Focus on Societies

American Academy of Religion

Within a context of free inquiry and critical examination, the Academy welcomes all disciplined reflection on religion—both from within and outside of communities of belief and practice—and seeks to enhance its broad public understanding. With some 9,000 members in North America and abroad, the Academy fosters excellence in scholarship and teaching through academic conferences and meetings, publications, and a variety of programs and member services.

The Academy was founded by four scholars in 1909 as the Association of Biblical Instructors in American Colleges and Secondary Schools. In 1922, the group changed its name to the National Association of Biblical Instructors (NABI, “prophet” in Hebrew) and launched a scholarly journal. By 1963, the association, sparked by dramatic changes in the study of religion, was ready for another transformation. Upon the recommendation of a Self-Study Committee, NABI became the American Academy of Religion (AAR) and was incorporated under this name in 1964. Two years later, the name of the journal was changed to the Journal of the American Academy of Religion (JAAR). Today the JAAR, published by Oxford University Press, is one of the preeminent scholarly journals in the fields of religious studies and theology.

The Academy’s annual meeting, held concurrently with the Society of Biblical Literature’s annual meeting, draws some 10,000 attendees from around the world who take part in more than 1,000 academic sessions, additional meetings, receptions, tours, and workshops.

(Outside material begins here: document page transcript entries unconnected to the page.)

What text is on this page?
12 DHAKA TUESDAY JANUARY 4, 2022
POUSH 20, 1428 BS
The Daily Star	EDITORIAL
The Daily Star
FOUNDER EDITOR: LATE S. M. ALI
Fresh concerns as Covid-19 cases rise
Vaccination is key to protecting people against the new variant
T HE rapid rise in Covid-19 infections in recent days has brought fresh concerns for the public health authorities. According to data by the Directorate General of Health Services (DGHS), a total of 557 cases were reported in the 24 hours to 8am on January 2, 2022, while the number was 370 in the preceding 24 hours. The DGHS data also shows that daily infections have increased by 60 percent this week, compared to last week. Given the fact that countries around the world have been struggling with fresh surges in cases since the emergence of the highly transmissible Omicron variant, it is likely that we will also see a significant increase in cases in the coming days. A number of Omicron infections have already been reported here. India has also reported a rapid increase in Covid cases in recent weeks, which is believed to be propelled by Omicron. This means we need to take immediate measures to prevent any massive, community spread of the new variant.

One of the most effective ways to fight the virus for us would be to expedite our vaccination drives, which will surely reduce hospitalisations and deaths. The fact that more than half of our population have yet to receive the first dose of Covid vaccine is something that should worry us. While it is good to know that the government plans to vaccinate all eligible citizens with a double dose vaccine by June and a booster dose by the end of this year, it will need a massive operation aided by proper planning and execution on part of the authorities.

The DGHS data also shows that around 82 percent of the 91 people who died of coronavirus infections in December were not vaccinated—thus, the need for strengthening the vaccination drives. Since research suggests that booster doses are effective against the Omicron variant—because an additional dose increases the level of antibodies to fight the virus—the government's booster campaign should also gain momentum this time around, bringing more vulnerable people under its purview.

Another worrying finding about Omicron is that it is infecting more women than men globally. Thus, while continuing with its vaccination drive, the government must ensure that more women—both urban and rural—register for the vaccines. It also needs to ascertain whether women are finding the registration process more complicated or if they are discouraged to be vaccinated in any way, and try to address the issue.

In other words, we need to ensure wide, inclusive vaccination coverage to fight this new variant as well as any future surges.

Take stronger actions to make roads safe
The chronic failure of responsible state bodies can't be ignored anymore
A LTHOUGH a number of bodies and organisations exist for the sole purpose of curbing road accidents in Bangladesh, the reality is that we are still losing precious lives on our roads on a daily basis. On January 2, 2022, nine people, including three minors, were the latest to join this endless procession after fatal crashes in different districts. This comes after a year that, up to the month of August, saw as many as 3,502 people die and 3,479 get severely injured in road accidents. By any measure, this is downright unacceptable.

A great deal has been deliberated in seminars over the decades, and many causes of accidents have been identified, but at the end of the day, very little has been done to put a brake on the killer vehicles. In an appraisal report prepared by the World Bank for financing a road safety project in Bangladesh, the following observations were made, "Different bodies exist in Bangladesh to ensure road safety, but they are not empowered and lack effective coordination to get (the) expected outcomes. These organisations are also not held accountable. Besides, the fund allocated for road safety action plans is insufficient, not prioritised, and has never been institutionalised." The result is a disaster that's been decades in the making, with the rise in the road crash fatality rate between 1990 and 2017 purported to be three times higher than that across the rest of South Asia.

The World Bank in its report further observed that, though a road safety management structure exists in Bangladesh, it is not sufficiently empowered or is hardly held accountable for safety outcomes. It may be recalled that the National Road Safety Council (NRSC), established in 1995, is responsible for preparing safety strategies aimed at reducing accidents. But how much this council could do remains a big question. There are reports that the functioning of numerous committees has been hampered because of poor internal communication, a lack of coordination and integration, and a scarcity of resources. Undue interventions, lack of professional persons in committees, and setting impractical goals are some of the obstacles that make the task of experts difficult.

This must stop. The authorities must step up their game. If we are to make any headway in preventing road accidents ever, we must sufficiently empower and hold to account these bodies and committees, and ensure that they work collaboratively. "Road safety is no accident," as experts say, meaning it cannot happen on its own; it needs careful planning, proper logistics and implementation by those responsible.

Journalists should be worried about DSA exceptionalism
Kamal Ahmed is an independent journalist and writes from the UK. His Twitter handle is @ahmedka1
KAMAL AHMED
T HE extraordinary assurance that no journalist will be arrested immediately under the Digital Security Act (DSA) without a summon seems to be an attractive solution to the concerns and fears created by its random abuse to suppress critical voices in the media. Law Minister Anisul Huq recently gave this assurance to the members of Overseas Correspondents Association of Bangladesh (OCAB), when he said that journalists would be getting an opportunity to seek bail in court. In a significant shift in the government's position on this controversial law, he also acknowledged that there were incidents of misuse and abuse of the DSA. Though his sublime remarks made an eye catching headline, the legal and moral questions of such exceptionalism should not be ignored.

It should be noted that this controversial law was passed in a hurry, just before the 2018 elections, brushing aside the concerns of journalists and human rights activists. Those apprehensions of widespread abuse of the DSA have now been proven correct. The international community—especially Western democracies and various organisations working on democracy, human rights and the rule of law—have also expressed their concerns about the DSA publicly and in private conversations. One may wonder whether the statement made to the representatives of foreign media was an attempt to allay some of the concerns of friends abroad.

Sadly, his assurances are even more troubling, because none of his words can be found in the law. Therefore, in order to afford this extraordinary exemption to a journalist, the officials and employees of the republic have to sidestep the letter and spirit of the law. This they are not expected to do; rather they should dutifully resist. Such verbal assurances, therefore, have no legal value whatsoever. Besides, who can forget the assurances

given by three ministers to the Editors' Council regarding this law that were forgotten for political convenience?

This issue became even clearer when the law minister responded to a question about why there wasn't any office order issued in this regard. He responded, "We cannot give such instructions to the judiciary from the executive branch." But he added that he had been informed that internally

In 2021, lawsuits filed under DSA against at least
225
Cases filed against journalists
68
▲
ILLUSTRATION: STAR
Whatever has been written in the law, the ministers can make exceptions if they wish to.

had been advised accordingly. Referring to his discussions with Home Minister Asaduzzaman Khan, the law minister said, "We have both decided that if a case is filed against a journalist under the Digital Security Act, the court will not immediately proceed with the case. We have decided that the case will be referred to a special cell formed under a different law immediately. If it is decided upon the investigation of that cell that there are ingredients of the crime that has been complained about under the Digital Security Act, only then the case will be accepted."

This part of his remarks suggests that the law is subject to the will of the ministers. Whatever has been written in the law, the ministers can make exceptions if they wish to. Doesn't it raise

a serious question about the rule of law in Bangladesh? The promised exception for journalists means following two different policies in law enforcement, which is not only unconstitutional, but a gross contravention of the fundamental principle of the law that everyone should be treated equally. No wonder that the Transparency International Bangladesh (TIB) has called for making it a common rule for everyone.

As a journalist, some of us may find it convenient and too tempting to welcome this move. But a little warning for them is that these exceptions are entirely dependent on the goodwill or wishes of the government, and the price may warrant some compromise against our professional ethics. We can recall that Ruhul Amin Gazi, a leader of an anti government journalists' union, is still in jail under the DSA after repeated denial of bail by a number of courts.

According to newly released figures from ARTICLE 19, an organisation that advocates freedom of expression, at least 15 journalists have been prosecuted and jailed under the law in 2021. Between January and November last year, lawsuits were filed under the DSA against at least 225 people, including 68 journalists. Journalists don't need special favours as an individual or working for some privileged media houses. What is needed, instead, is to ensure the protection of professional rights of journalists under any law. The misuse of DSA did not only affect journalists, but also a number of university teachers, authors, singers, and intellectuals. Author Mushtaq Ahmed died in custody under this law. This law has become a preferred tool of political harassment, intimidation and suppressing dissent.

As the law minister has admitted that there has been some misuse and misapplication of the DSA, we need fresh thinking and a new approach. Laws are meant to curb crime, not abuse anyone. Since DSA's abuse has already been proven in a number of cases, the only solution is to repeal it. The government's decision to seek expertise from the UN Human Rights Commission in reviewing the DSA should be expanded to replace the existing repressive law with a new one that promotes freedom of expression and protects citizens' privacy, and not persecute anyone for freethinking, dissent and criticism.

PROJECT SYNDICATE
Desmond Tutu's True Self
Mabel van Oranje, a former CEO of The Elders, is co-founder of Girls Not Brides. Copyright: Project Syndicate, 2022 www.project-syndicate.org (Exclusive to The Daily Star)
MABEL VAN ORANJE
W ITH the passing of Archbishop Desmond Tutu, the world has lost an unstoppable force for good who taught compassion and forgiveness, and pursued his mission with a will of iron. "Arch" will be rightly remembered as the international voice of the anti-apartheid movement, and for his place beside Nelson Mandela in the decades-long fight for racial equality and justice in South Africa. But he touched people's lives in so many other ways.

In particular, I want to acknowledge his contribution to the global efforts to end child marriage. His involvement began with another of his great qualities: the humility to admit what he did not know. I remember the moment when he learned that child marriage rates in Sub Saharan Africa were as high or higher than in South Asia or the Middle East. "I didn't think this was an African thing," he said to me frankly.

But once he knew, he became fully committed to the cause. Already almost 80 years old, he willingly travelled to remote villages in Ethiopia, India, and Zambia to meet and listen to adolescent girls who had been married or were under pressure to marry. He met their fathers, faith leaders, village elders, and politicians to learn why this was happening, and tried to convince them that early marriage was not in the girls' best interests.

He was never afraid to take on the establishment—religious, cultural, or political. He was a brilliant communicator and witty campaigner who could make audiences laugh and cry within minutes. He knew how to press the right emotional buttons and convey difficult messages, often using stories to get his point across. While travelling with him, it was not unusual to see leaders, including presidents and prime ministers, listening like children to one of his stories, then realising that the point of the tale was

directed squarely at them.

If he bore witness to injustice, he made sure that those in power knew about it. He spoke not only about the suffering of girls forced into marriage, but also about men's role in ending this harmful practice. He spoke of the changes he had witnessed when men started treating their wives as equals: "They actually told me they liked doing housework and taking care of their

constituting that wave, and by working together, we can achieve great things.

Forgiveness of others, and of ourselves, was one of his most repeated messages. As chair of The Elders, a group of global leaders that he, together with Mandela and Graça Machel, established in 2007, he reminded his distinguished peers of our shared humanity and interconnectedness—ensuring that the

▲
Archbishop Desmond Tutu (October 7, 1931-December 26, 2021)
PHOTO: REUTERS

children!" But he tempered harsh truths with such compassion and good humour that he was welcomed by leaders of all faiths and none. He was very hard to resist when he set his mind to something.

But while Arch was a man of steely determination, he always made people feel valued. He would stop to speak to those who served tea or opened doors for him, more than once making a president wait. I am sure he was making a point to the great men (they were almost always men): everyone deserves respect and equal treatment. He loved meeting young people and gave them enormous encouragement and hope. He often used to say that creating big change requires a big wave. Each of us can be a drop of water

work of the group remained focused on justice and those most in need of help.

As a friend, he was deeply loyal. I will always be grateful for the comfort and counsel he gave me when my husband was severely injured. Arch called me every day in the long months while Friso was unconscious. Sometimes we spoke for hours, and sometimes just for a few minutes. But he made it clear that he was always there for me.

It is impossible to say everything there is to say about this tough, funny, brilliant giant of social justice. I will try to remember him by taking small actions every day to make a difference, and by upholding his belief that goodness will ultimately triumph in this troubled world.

The Academy’s 10 regions also meet annually and provide networks for sharing of research among local scholars; professional development efforts through mentoring, workshops, and programs to enhance teaching skills; and opportunities for graduate and undergraduate students to present their work.

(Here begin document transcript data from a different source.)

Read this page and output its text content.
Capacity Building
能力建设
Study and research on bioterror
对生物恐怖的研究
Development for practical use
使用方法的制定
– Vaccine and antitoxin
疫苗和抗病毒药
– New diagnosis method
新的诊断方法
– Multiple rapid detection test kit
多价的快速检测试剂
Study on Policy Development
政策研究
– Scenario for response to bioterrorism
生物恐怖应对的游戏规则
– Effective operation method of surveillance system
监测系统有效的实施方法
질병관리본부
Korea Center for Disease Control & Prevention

In addition to the JAAR, the Academy’s publishing programs include five book series published in partnership with Oxford University Press; monthly newsletters; the online magazine Religious Studies News; and other online publications, including the AAR Career Guide for Racial and Ethnic Minorities in the Profession and the AAR Guidelines for Teaching About Religion in K-12 Public Schools in the United States. The Academy also administers the American Lectures in the History of Religions, which have often culminated in the publication of the lectures through Columbia University Press.

The Academy’s programs and services for members include departmental consulting services; graduate and undergraduate surveys of the field; research, travel, and regional development grants; book awards; service and teaching awards; summer seminars for theological educators funded by the Henry Luce Foundation; and employment listings and interview services. With generous support from the Teagle Foundation, the Academy is currently conducting a national survey to determine the long-term impacts of pursuing an undergraduate major in religious studies.

Hundreds of members volunteer their time each year to further the work of the Academy, and to serve their fellow members, by standing for election as officers and members of the Board of Directors; serving on committees, working groups, task forces, and juries; leading annual meeting program units as chairs and steering committee members; and serving in one of the Academy’s ten regions as regional coordinators and officers. In addition to the Society of Biblical Literature, the Academy partners with more than thirty organizations and institutions, including the International Association for the History of Religions, the Wabash Center for Teaching and Learning, and the North American Association for the Study of Religion, to provide opportunities for members to engage in scholarship and professional development with colleagues within the field of religious studies and across subfield specializations.